Markets, News, Views, Commentaries….. 

Most asset classes have done well. Bond yields have dropped back, despite the Federal Reserve tightening US monetary policy, as investors reckon that the strong fiscal stimulus they previously expected from the incoming Trump administration will, at a minimum, be delayed. Equities have benefited from both lower bond yields and from more evidence that the global economy is improving.   At home, the jury is still out on whether the economy will break out of its subpar period of economic growth.

In Australia, the latest official data on how the economy has been travelling showed that the economy grew by a scant 0.3% in the March quarter and by 1.7% a year earlier. At face value that looks a poor outcome, but there can be quite a lot of statistical “noise” from one quarter to the next, which can suggest more is happening than is actually the case. Forecasters had in fact been expecting a low number around the 0.3% mark after quite a high 1.1% outcome in the December quarter, so the outcome came as no surprise to the financial markets. Averaging out the two most recent quarters at 0.7% growth per quarter probably gives a better read and shows an economy growing at something like a 2.5%-3.0% annual pace.

Echoing last month’s Commentary, most recent economic data is pretty good and the latest business surveys are also encouraging.  Notably, all three of the Australian Industry Group’s sectoral indices (Manufacturing, Services, Construction) signal “expansion” whereas previously they have been a mixed bag with some doing well and others not so.  See Charts, below.      And following its latest monthly business survey, NAB commented that “the strength looks to be quite broad-based, with all industries recording positive business conditions for only the second time since 2010–although conditions are only neutral for retail in trend terms, weighed down by the softer trends in the household sector.”

Overseas, in mid-June the US Federal Reserve raised the Fed Funds Rate by 25 basis points which was expected by the markets.  This was the fourth rate hike this cycle which took the Fed Funds Rate to 1.12%. The vote was supported by 8 of the 9 bank governors – there was one dissenter to the rise (Governor Kashkari from the Minneapolis Fed) but the committee on the whole maintained its median forecast for one more rate increase in 2017, detailed its views on inflation, and provided more information on their balance sheet reduction plans.

Interestingly, they also announced the Fed would start running down the massive USD$4.5 trillion stockpile of bonds it had accumulated during its quantitative easing programme. Up to now, it has been reinvesting all the funds that became available as bonds in its portfolio matured: This has meant it has been reinvesting a bit more than USD$40 billion per month – the numbers are staggering. The Fed has not said exactly when it will change its approach, but sometime this year it will likely stop reinvesting all the maturing funds. Following what Fed chair Janet Yellen called “a very gradual and predictable plan,” the Fed will initially stop reinvesting USD$10 billion per month, and will go on to reinvest less and less each quarter thereafter.  “Gradual and predictable” is the key.
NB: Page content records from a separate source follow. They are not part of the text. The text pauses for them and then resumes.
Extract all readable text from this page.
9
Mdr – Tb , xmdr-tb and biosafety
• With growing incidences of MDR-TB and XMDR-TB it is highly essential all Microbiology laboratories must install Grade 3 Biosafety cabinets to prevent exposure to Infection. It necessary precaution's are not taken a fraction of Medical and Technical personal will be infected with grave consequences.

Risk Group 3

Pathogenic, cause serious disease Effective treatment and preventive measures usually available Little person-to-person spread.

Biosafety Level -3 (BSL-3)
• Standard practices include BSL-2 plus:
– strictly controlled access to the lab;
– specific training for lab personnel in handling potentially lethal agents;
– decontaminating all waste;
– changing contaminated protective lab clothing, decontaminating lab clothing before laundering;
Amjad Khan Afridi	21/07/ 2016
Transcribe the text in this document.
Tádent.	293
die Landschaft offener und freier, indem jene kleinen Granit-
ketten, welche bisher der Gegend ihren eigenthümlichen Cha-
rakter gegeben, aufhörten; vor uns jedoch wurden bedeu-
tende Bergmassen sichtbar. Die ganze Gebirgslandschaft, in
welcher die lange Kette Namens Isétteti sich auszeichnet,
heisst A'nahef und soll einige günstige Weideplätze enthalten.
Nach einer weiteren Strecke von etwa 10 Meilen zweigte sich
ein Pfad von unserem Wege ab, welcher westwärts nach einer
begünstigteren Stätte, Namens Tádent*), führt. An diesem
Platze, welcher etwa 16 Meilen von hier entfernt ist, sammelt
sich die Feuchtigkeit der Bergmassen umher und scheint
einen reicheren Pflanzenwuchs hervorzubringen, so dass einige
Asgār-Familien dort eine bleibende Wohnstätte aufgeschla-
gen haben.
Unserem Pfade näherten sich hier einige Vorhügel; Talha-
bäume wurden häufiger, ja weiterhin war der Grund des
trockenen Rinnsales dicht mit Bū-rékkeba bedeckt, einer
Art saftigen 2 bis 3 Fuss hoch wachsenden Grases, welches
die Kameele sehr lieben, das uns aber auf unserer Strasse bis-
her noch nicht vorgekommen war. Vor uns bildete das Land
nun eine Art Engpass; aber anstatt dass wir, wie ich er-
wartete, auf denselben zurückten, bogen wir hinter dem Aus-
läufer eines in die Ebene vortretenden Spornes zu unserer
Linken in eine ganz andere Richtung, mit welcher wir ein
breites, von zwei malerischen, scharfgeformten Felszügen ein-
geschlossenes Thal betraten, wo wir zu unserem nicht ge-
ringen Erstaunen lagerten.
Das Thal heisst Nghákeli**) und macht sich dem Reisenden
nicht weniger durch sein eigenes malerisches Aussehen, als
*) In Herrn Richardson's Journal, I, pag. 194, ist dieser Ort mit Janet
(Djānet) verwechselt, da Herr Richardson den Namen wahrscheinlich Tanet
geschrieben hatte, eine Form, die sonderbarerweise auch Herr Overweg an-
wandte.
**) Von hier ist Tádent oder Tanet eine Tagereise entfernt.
With regard to global shares, performance in recent months has been generally quite healthy despite coming off a little in recent weeks.   Two significant reports in the past fortnight have noted that the global outlook is reasonably good if not outright strong.  The first of these was from the World Bank which expects world growth of 2.7% this year up from 2.4% in 2016, and then forecasts 2.9% in 2018 and again in 2019. The OECD in its latest Economic Outlook was more optimistic in forecasting 3.5% for 2017 and 3.6% for 2018. Even further, it noted that “there are upside risks to the projections for investment, trade, and productivity”.

Both organisations noted the main risks as being geopolitical shocks and trade protectionism. As I relayed in last month’s Newsletter, the consensus view of investment managers we speak to is that solid economic fundamentals will overcome geopolitical uncertainty.

And speaking of geopolitical jitters, here is a cheery little chart from Shane Oliver’s “Brexit – one year on” article, which can be found further down the Newsletter…..

The Aussie Dollar:   There continues to be mixed views on the outlook for the dollar – see my comments in last month’s Newsletter. MorningStar notes that “the most prevalent view is that the AUD will depreciate (against the USD) to around USD$0.70 by the middle of next year, and one can see good reasons for that view. They include interest-rate differentials potentially moving in favour of the USD and, for investors who view the AUD as a “commodity-backed” currency, further weakness from lower commodity prices. On the other hand, if you have a relatively upbeat view of the Australian economy, as the Commonwealth Bank does (3.3% GDP growth expected for 2018), Australia might start to look a more interesting investment destination.  The Commonwealth team accordingly have the AUD rising further, to USD$0.78 this time next year.”  At the time of writing, the $A buys USD$0.76.